Exhibit will further showcase our history

In a little more than a week, a traveling exhibition from the Smithsonian Institute will temporarily call Weirton its home.

“Crossroads: Change in Rural America” is touring the state through the efforts of the West Virginia Humanities Council, and will begin its stay at the Weirton Area Museum and Cultural Center with an opening reception at 5:30 p.m., Jan. 31.

Weirton has been incredibly fortunate to host a few of these traveling exhibits over the years.

The first I remember was held in the downstairs meeting room of the Mary H. Weir Public Library, brought to the community through the efforts of Rik Rekowski and the library staff. It’s been quite some time since that exhibit, but I believe it focused on technology and communication.

“The Way We Worked,” came to the community in late 2011, with a focus on industry. At that time, the Weirton Area Museum and Cultural Center had moved to its current location, and was able to offer a larger space. Then-director Dennis Jones and the museum board offered a variety of local programs to complement the touring portions, with glimpses at the history of local industries and the people who filled those jobs over the years.

The last one to make its way here, “Hometown Teams,” focused on the role of sports in the American culture. It, also, was at the Weirton museum, setting up for six weeks in 2014 with numerous exhibits on local sports in addition to the national displays. There were presentations by a few of our many hometown sports figures, including a couple who went on to play at the professional level.

The “Homegrown Athletes” sign, showcasing the names of Weirton’s professional athletes and the sports in which they played, also was unveiled by the Weirton Area Chamber of Commerce. The sign is still there at the intersection of Cove Road and Weir Avenue, using a goal post from the old Jimmy Carey Stadium, although it is in the process of some needed repairs after heavy winds damaged some of the signs.

The Summit Art Galley also hosted a sports-themed exhibit to tie into the programs.

It’s not an easy thing to be selected for these traveling exhibits, so the fact Weirton has been picked for at least four of them is a testament to the organizational abilities and community spirit of those working to bring them here.

We have a wealth of local history which has gone well for many of these programs, and I’m glad to see our residents have another opportunity to explore and learn.

The kickoff reception will include presentations by Paul Zuros, executive director of Historic Fort Steuben, and Mike Swartzmiller, a local artist and former educator.

“Crossroads,” will be in Weirton for five weeks, and include presentations on local agriculture and agriculture-based tourism, a historical re-enactment and tribute to Mary Shakley Ferguson, a lecture on Hancock County’s industrial history and a musical performance by R.J. Gaudio.

Other activities also are planned, including a kid-friendly museum scavenger hunt on March 5, the final weekend of the show, which also will feature a celebration of Weirton’s 75th anniversary as an incorporated city.

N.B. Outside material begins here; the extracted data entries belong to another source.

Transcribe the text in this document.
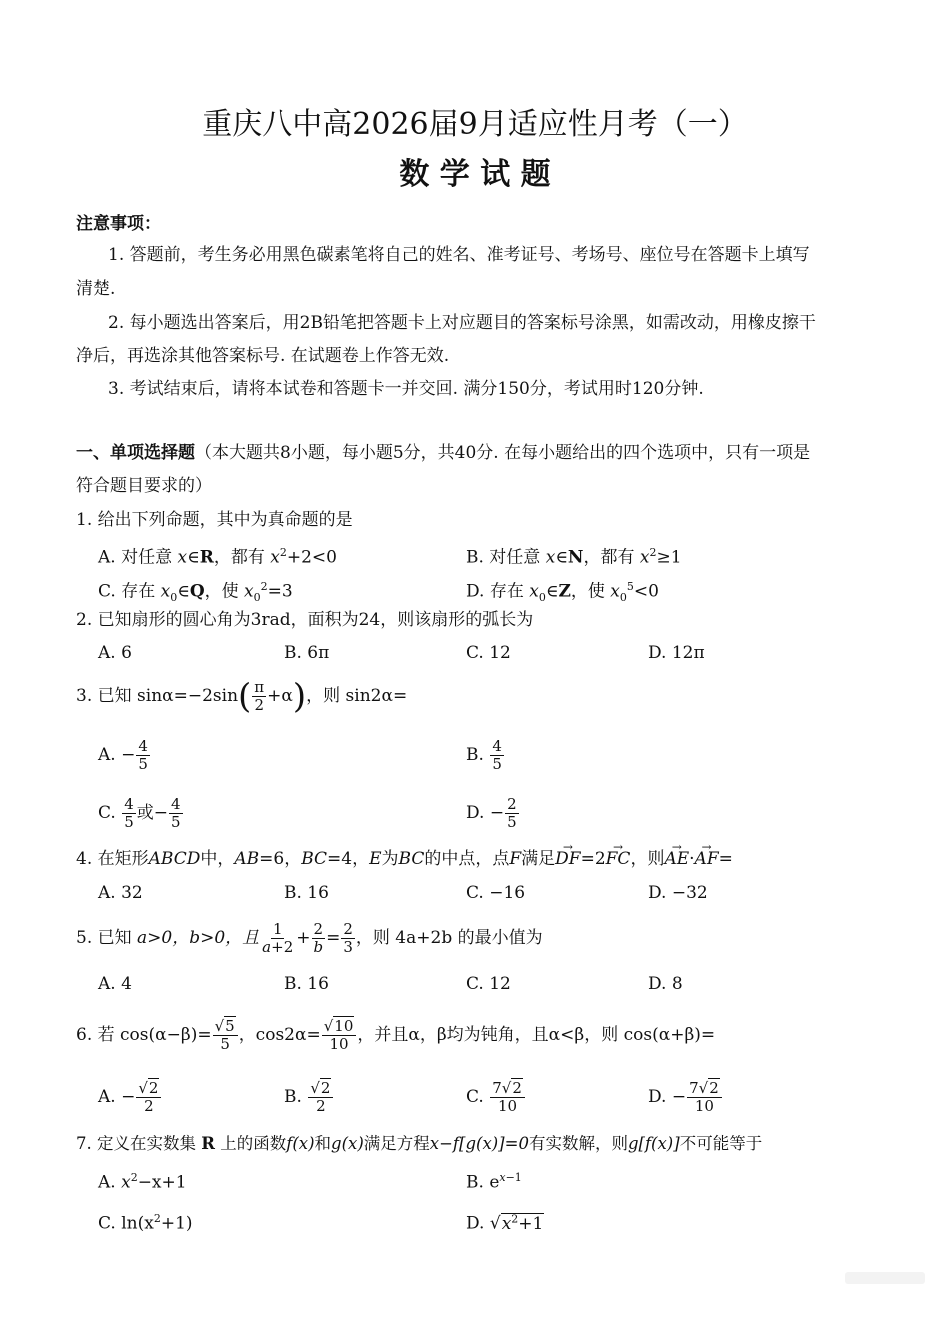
重庆八中高2026届9月适应性月考（一）
数 学 试 题
注意事项：
1. 答题前，考生务必用黑色碳素笔将自己的姓名、准考证号、考场号、座位号在答题卡上填写
清楚.
2. 每小题选出答案后，用2B铅笔把答题卡上对应题目的答案标号涂黑，如需改动，用橡皮擦干
净后，再选涂其他答案标号. 在试题卷上作答无效.
3. 考试结束后，请将本试卷和答题卡一并交回. 满分150分，考试用时120分钟.
一、单项选择题（本大题共8小题，每小题5分，共40分. 在每小题给出的四个选项中，只有一项是
符合题目要求的）
1. 给出下列命题，其中为真命题的是
A. 对任意 x∈R，都有 $x^2+2<0$	B. 对任意 x∈N，都有 $x^2\ge 1$
C. 存在 $x_0\in Q$，使 $x_0^2=3$	D. 存在 $x_0\in Z$，使 $x_0^5<0$
2. 已知扇形的圆心角为3rad，面积为24，则该扇形的弧长为
A. 6	B. 6π	C. 12	D. 12π
3. 已知 $\sin\alpha=-2\sin( \frac{\pi}{2} +\alpha)$，则 sin2α=
A. − $\frac{4}{5}$	B. $\frac{4}{5}$
C. $\frac{4}{5}$ 或− $\frac{4}{5}$	D. − $\frac{2}{5}$
4. 在矩形ABCD中，AB=6，BC=4，E为BC的中点，点F满足→ DF=2→ FC，则→ AE·→ AF=
A. 32	B. 16	C. −16	D. −32
5. 已知 a>0，b>0，且 $\frac{1}{a+2} + \frac{2}{b} = \frac{2}{3}$ ，则 4a+2b 的最小值为
A. 4	B. 16	C. 12	D. 8
6. 若 $\cos(\alpha-\beta)= \frac{√5}{5}$ ，$\cos 2\alpha= \frac{√10}{10}$ ，并且α，β均为钝角，且α<β，则 cos(α+β)=
A. − $\frac{√2}{2}$	B. $\frac{√2}{2}$	C. $\frac{7√2}{10}$	D. − $\frac{7√2}{10}$
7. 定义在实数集 R 上的函数f(x)和g(x)满足方程x−f[g(x)]=0有实数解，则g[f(x)]不可能等于
A. $x^2-x+1$	B. $e^{x-1}$
C. $\ln(x^2+1)$	D. $√x^2+1$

A full listing of activities was included on our Community page in Thursday’s edition. Additional information also is featured through the Weirton Area Museum and Cultural Center’s website and Facebook page.

I would like to personally offer my thanks to Savannah Guz, the director of the Weirton Museum, and everyone on its volunteer board for the work they have put in to bringing this exhibit to our area. The Weirton Museum does a tremendous job preserving and showcasing our local history, and this is just one more indication that the work they do is paying off.